懒得管,女人之间的把戏,来来回回都是那么些,总归也不是要害太子妃的命,便遂了贵妃的意,叫太子妃上来舞一场吧。
台下太傅站起身,他与太子是如出一辙的迂腐古板。“皇上,此等场面,不宜让太子妃上来抛头露面,有损皇室威严。”皇上看了他一眼,还没说话,贵妃道:“太傅大人,刚刚所有人都是抽到什么算什么,就是三皇子妃,顶着个大肚子,该她上去弹个琴,她也去了,太子妃这般躲着藏着的,不太妥当呢。”
太傅站起身,抖了抖衣袍,今日指定不能让太子妃受辱,否则岂不是打了太子的脸面。
这绿腰舞极难,舞得不好了,便是丢人现眼,舞得好了,又容易显出风尘样,对太子妃这样身份的人,实在显得不体面。便高声喝道:“太子府上的女眷尊贵,岂是你随便使些花招便能使唤出来的?还请皇上明鉴。”
见太傅这样,盛宇帝无奈坐正了身子,扯了扯贵妃,小声道:“要不算了吧。”
贵妃气得牙痒,好不容易把太子支使走了,竞还有个太傅这般护着那蹄子。便道:“瞧您说的,不过随意舞一舞也就罢了,做个意思,您何苦那般当真呢,小女孩儿们随意攒出来解闷儿的把戏,您动辄上纲上线了,反倒不美,您说是吧。”
说了这么一通,又转向太子妃:“太子妃上来,随便舞成什么样,在场的又没有会笑话的,若是非躲过去,这在气度上,倒是落了旁人一头了。”又见那太子妃如今双颊酡红,定是害怕惨了,摇摇晃晃站起身来,扶额作柔弱状,不知要要什么把戏。

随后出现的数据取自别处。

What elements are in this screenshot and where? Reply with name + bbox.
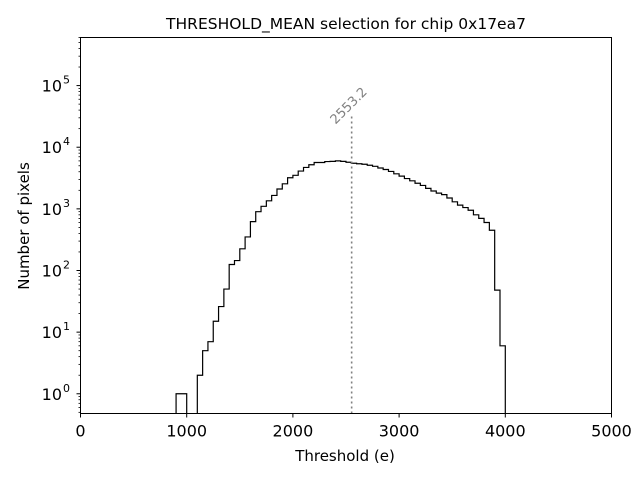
histogram-bin <box>458 205 463 413</box>
x-tick-label: 2000 <box>273 422 314 441</box>
histogram-bin <box>436 193 441 413</box>
x-tick-label: 4000 <box>485 422 526 441</box>
histogram-bin <box>394 174 399 414</box>
histogram-bin <box>282 184 287 414</box>
y-axis-label: Number of pixels <box>15 162 33 290</box>
histogram-bin <box>404 179 409 414</box>
histogram-bin <box>420 185 425 413</box>
y-tick-label: 10 <box>42 138 62 157</box>
histogram-bin <box>489 230 494 413</box>
histogram-bin <box>240 249 245 414</box>
histogram-bin <box>410 181 415 414</box>
chart-title: THRESHOLD_MEAN selection for chip 0x17ea… <box>165 15 526 34</box>
y-tick-label: 10 <box>42 77 62 96</box>
y-tick-exponent: 0 <box>63 382 70 395</box>
y-tick-exponent: 1 <box>63 320 70 333</box>
histogram-bin <box>415 183 420 413</box>
x-tick-label: 0 <box>75 422 85 441</box>
histogram-bin <box>399 176 404 413</box>
histogram-bin <box>447 198 452 413</box>
histogram-bin <box>484 223 489 414</box>
histogram-bin <box>330 161 335 413</box>
y-tick-label: 10 <box>42 200 62 219</box>
histogram-bin <box>256 212 261 414</box>
histogram-bin <box>383 170 388 414</box>
histogram-bin <box>293 175 298 413</box>
y-tick-exponent: 4 <box>63 135 70 148</box>
histogram-bin <box>261 206 266 413</box>
y-tick-label: 10 <box>42 261 62 280</box>
y-tick-exponent: 2 <box>63 258 70 271</box>
x-axis: 0 1000 2000 3000 4000 5000 <box>75 413 632 441</box>
x-tick-label: 5000 <box>591 422 632 441</box>
histogram-bin <box>468 210 473 413</box>
x-axis-label: Threshold (e) <box>294 447 395 465</box>
histogram-bin <box>431 191 436 414</box>
histogram-bin <box>335 161 340 414</box>
histogram-bin <box>266 201 271 414</box>
x-tick-label: 3000 <box>379 422 420 441</box>
histogram-bin <box>277 189 282 414</box>
histogram-bin <box>288 178 293 414</box>
histogram-bin <box>181 394 186 414</box>
histogram-bin <box>245 237 250 414</box>
histogram-bin <box>298 171 303 413</box>
plot-frame <box>80 37 612 414</box>
histogram-bin <box>495 290 500 413</box>
histogram-bin <box>197 375 202 413</box>
histogram-bin <box>357 164 362 414</box>
y-tick-exponent: 3 <box>63 197 70 210</box>
histogram-bin <box>473 215 478 414</box>
histogram-bin <box>442 195 447 414</box>
histogram-bin <box>309 165 314 414</box>
histogram-bin <box>367 165 372 413</box>
y-tick-exponent: 5 <box>63 74 70 87</box>
histogram-bin <box>463 208 468 414</box>
histogram-step-line <box>175 160 506 414</box>
histogram-bin <box>250 222 255 414</box>
histogram-bin <box>426 188 431 413</box>
histogram-bin <box>213 321 218 413</box>
histogram-bin <box>219 307 224 414</box>
histogram-bin <box>373 166 378 413</box>
histogram-bin <box>500 346 505 414</box>
y-tick-label: 10 <box>42 323 62 342</box>
histogram-bin <box>203 351 208 414</box>
histogram-bin <box>314 163 319 414</box>
histogram-bin <box>362 164 367 413</box>
histogram-bin <box>346 162 351 413</box>
histogram-bin <box>341 161 346 413</box>
x-tick-label: 1000 <box>166 422 207 441</box>
histogram-bin <box>272 195 277 413</box>
histogram-bin <box>479 218 484 413</box>
y-tick-label: 10 <box>42 385 62 404</box>
histogram-bin <box>319 163 324 414</box>
histogram-bin <box>388 171 393 413</box>
histogram-bin <box>234 261 239 414</box>
histogram-bin <box>176 394 181 414</box>
histogram-bin <box>325 162 330 414</box>
histogram-bin <box>452 202 457 414</box>
histogram-bin <box>224 289 229 413</box>
histogram-bin <box>208 342 213 414</box>
plot-area: 2553.2 <box>175 85 506 414</box>
threshold-label: 2553.2 <box>328 85 371 128</box>
histogram-bin <box>378 168 383 413</box>
histogram-bin <box>304 167 309 413</box>
histogram-bin <box>229 265 234 414</box>
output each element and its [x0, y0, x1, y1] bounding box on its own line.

谁曾想,那太子妃推开身旁的嬷嬷和丫鬟,径直上了高台。只听她道:“这绿腰舞啊,臣妾也不是不能作,只有个几点,还请贵妃一一办到,要不臣妾轻易不愿作这舞,此舞练成费了大心血。还请备上有七层裙摆的蝉翼纱舞衣,裙摆展开六尺,袖长九尺三寸,一寸也不能少,但凡少了一寸,便舞不出那等意境了;再有,小叶紫檀的琵琶、桐木面板的筝、江南的苦竹制的笛子以及黄杨木掏空制成的羯鼓,请宫廷里的一等乐师奏乐,旋律若稍差了一分,舞出来的成交也差得远,还劳烦贵妃安排,若是差了其中哪一样,臣妾可是舞不出来的。”尹采绿已立于雕栏玉砌的高台,裙裾如流霜委地,环佩寂然,一时不知是月魄堕尘,还是瑶台谪仙。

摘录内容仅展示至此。